Apart from viral genetic drift, there are numerous alternative mechanisms for the observed mutations; for example, some mutations may have arisen at sites as a result of structural biochemistry. There is evidence that adenine-thymine tracts (consisting of four consecutive A or T nucleotides) are associated with “bends” in the nascent DNA strand, and are more likely to be mutated through misincorporation . As 13 of the 59 mutations (~22%) observed in the long-term replication study occurred in AT-rich tracts (nucleotide data not shown), it is possible these are due to this phenomenon, rather than either neutralisation escape or receptor tropism expansion as originally predicted. In addition, some mutations may have arisen as the result of apolipoprotein B mRNA-editing enzyme catalytic polypeptide (APOBEC) activity. APOBECs mutate retroviral genomes by deaminating the cytosines within DNA, eventually causing an accumulation of G to A mutations in the RNA genome. However, there was minimal evidence of APOBEC activity in the env sequences analysed in this study; of the 59 mutations identified only 7 were G-to-A transitions. Additionally, only 3 of these 7 were found within likely targets for feline APOBECs (AGG or GGG motifs) . This is in accordance with other reports that APOBECs exhibit weak restriction of FeLV in natural infections [42, 43].

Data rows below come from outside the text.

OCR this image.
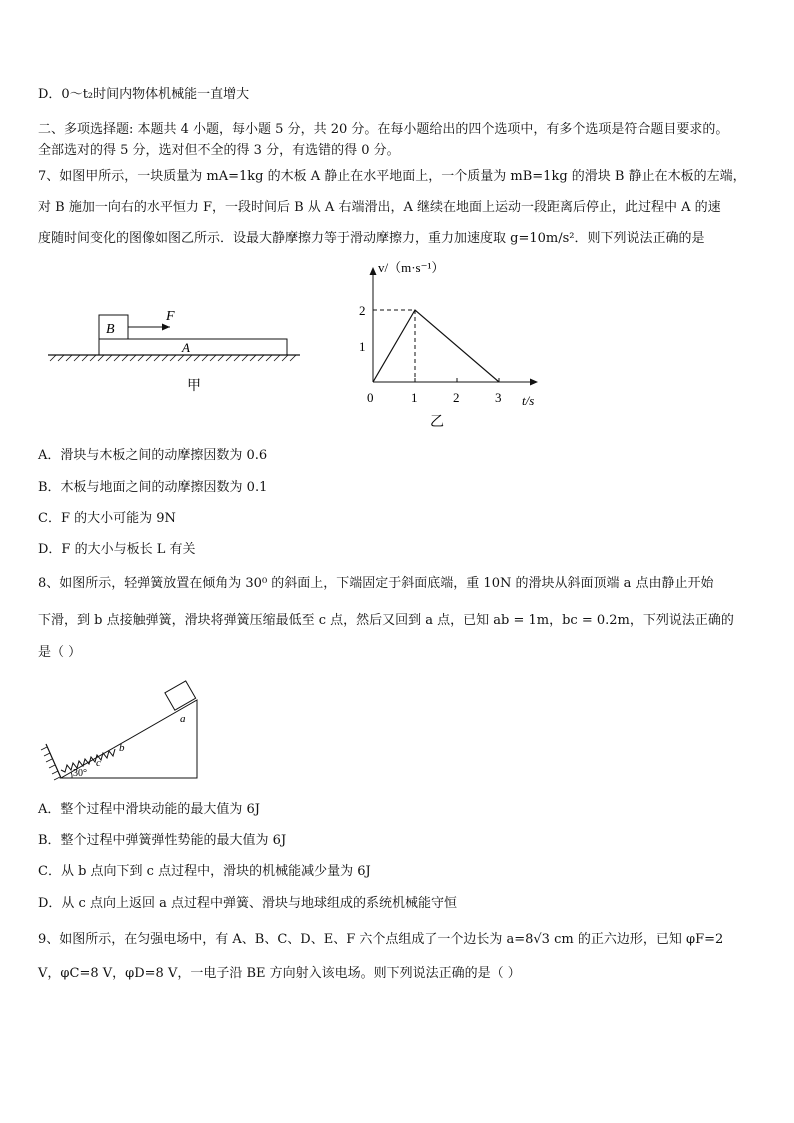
D．0～t₂时间内物体机械能一直增大
二、多项选择题: 本题共 4 小题，每小题 5 分，共 20 分。在每小题给出的四个选项中，有多个选项是符合题目要求的。
全部选对的得 5 分，选对但不全的得 3 分，有选错的得 0 分。
7、如图甲所示，一块质量为 mA=1kg 的木板 A 静止在水平地面上，一个质量为 mB=1kg 的滑块 B 静止在木板的左端，
对 B 施加一向右的水平恒力 F，一段时间后 B 从 A 右端滑出，A 继续在地面上运动一段距离后停止，此过程中 A 的速
度随时间变化的图像如图乙所示．设最大静摩擦力等于滑动摩擦力，重力加速度取 g=10m/s²．则下列说法正确的是
B
F
A
甲
v/（m·s⁻¹）
t/s
1
2
0	1	2	3
乙
A．滑块与木板之间的动摩擦因数为 0.6
B．木板与地面之间的动摩擦因数为 0.1
C．F 的大小可能为 9N
D．F 的大小与板长 L 有关
8、如图所示，轻弹簧放置在倾角为 30⁰ 的斜面上，下端固定于斜面底端，重 10N 的滑块从斜面顶端 a 点由静止开始
下滑，到 b 点接触弹簧，滑块将弹簧压缩最低至 c 点，然后又回到 a 点，已知 ab = 1m，bc = 0.2m，下列说法正确的
是（ ）
a
b
c
30°
A．整个过程中滑块动能的最大值为 6J
B．整个过程中弹簧弹性势能的最大值为 6J
C．从 b 点向下到 c 点过程中，滑块的机械能减少量为 6J
D．从 c 点向上返回 a 点过程中弹簧、滑块与地球组成的系统机械能守恒
9、如图所示，在匀强电场中，有 A、B、C、D、E、F 六个点组成了一个边长为 a=8√3 cm 的正六边形，已知 φF=2
V，φC=8 V，φD=8 V，一电子沿 BE 方向射入该电场。则下列说法正确的是（ ）
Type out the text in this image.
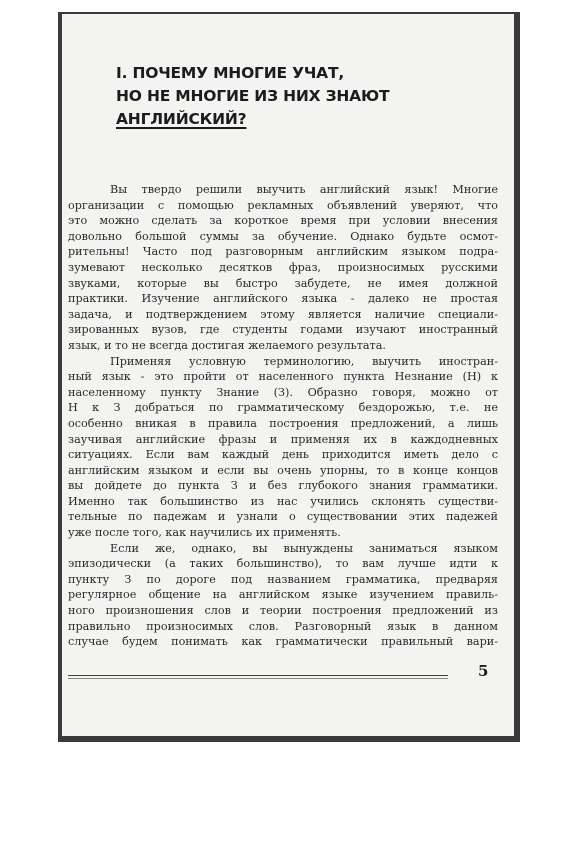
I. ПОЧЕМУ МНОГИЕ УЧАТ,
НО НЕ МНОГИЕ ИЗ НИХ ЗНАЮТ
АНГЛИЙСКИЙ?
Вы твердо решили выучить английский язык! Многие
организации с помощью рекламных объявлений уверяют, что
это можно сделать за короткое время при условии внесения
довольно большой суммы за обучение. Однако будьте осмот-
рительны! Часто под разговорным английским языком подра-
зумевают несколько десятков фраз, произносимых русскими
звуками, которые вы быстро забудете, не имея должной
практики. Изучение английского языка - далеко не простая
задача, и подтверждением этому является наличие специали-
зированных вузов, где студенты годами изучают иностранный
язык, и то не всегда достигая желаемого результата.
Применяя условную терминологию, выучить иностран-
ный язык - это пройти от населенного пункта Незнание (Н) к
населенному пункту Знание (З). Образно говоря, можно от
Н к З добраться по грамматическому бездорожью, т.е. не
особенно вникая в правила построения предложений, а лишь
заучивая английские фразы и применяя их в каждодневных
ситуациях. Если вам каждый день приходится иметь дело с
английским языком и если вы очень упорны, то в конце концов
вы дойдете до пункта З и без глубокого знания грамматики.
Именно так большинство из нас учились склонять существи-
тельные по падежам и узнали о существовании этих падежей
уже после того, как научились их применять.
Если же, однако, вы вынуждены заниматься языком
эпизодически (а таких большинство), то вам лучше идти к
пункту З по дороге под названием грамматика, предваряя
регулярное общение на английском языке изучением правиль-
ного произношения слов и теории построения предложений из
правильно произносимых слов. Разговорный язык в данном
случае будем понимать как грамматически правильный вари-
5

The inclusion of VNAs in our long-term replication study was based upon the assumption that FeLV-C evolution may be a result of the replicating virus escaping antibody-mediated neutralisation. This hypothesis is not without precedent as there are numerous instances of retroviral antigenic variation and receptor usage alterations being driven by pressure from the host immune response. VNA play a role in the selection and expansion of viral variants in both simple and complex retroviruses, and this has been mimicked successfully in vitro in numerous cases [44–46]. In the example of equine infectious anaemia virus (EIAV), an in vitro model of viral evolution found that 13 viral passages were required to obtain an antibody-escape mutant. This phenotype was conferred by only two altered epitopes in the SU domain . This is a similar timespan to that used in our study, indicating it was sufficient to observe antibody-escape mutants. Despite the lack of FeLV-C associated mutations observed here, development of FeLV-C as a consequence of antibody escape remains a plausible theory. There are numerous variables in this process which could not be replicated in our model, including the broad range of antibodies produced in a competent immune response. Before definitive conclusions can be drawn about the role of VNAs in FeLV-C development, this experiment should be repeated using a more extensive range of both polyclonal and monoclonal antibodies.